Réalisée par Julien le 22 oct. 2017 4 réponses  · Psychologue

Bonjour,


Je consultais une psychologue depuis un an et demi. Je l'avais rencontré dans une association recevant des patients en situation de dépression. Le feeling était bon et elle m'a surpris en posant un diagnostic très pertinent à mon égard (j'avais déjà vu d'autres psy auparavant qui n'avaient pas eu ces ressentis aussi clairvoyants en si peu de temps). Etudiante en Master 2 dans une école privée formant des thérapeutes, le prix des consultations correspondait à mon budget étant sans emploi et en reconversion professionnelle. Nous avons commencé notre thérapie en avril 2016 et après quelques semaines, j'ai pu me livrer facilement et on avançait bien ensemble. Je voulais aller jusqu'à ma guérison avec elle.

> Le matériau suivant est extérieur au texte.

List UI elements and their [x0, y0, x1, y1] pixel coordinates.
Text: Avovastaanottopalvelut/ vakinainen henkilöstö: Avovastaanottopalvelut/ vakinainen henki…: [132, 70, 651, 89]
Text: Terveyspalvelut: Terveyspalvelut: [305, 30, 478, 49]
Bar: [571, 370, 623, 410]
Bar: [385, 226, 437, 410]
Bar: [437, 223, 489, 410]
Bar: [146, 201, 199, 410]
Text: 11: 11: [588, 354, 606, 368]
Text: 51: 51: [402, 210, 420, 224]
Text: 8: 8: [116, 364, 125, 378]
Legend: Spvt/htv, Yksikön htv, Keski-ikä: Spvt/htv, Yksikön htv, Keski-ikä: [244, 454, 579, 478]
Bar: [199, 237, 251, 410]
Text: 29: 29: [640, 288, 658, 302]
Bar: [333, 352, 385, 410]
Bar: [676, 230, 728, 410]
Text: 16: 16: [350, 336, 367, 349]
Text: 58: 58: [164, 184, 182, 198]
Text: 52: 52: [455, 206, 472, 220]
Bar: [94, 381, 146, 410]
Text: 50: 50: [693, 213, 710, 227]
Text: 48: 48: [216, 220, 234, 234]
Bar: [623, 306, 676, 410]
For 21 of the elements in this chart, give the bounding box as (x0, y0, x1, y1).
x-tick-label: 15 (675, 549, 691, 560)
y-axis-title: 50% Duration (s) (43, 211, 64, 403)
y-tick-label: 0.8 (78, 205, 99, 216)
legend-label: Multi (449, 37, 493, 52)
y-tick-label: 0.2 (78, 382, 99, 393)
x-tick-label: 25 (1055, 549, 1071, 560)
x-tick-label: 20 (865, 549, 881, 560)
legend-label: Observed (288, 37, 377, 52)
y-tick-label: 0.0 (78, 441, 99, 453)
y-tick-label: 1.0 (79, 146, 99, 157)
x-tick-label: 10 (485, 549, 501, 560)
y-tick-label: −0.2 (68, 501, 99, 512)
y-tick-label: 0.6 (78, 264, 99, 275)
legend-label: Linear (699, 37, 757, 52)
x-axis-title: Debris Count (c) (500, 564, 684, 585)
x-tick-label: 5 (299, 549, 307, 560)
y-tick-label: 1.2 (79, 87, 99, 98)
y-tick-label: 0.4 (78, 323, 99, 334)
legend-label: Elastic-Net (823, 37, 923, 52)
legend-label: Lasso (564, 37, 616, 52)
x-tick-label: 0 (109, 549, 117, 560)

Après 7 mois de suivi (octobre 2016), j'ai senti son attitude se fermer, ne répondant pas franchement à mes questions. Quand je sentais que je la vexais, je lui demandais de ne pas hésiter à me le dire, elle me répondait que c'était à elle de gérer ça. En Février 2017, j'ai souhaité faire une mise au point, elle me disait qu'elle n'était pas en conflit avec moi, qu'il n'y avait aucun problème relationnel, qu'il fallait que l'on travaille mon ressenti ensemble. On a repris nos séances normalement.

En Mai 2017, je lui ai fait comprendre que l'on stagnait, que j'étais démotivé et que je mettais en doute notre suffisance thérapeutique. Là, elle s'est mise en colère. J'ai intériorisé. La semaine suivante, je me suis excusé de l'avoir blessé. Nous avons continué pendant 3 mois nos séances. En Juillet 2017, je reviens sur cet incident lui expliquant que j'avais été blessé de notre accrochage et que je l'étais d'autant plus que je m'étais excusé et pas elle, où je me sentais dans une position d'infériorité. Elle m'a expliqué qu'elle n'avait pas réussi à retenir son émotion (ce qu'elle faisait d'habitude) et que cet friction n'était pas très grave, qu'elle ne se sentait pas en conflit avec moi. Août 2017, son école où elle reçoit est fermée, nous reprenons en septembre.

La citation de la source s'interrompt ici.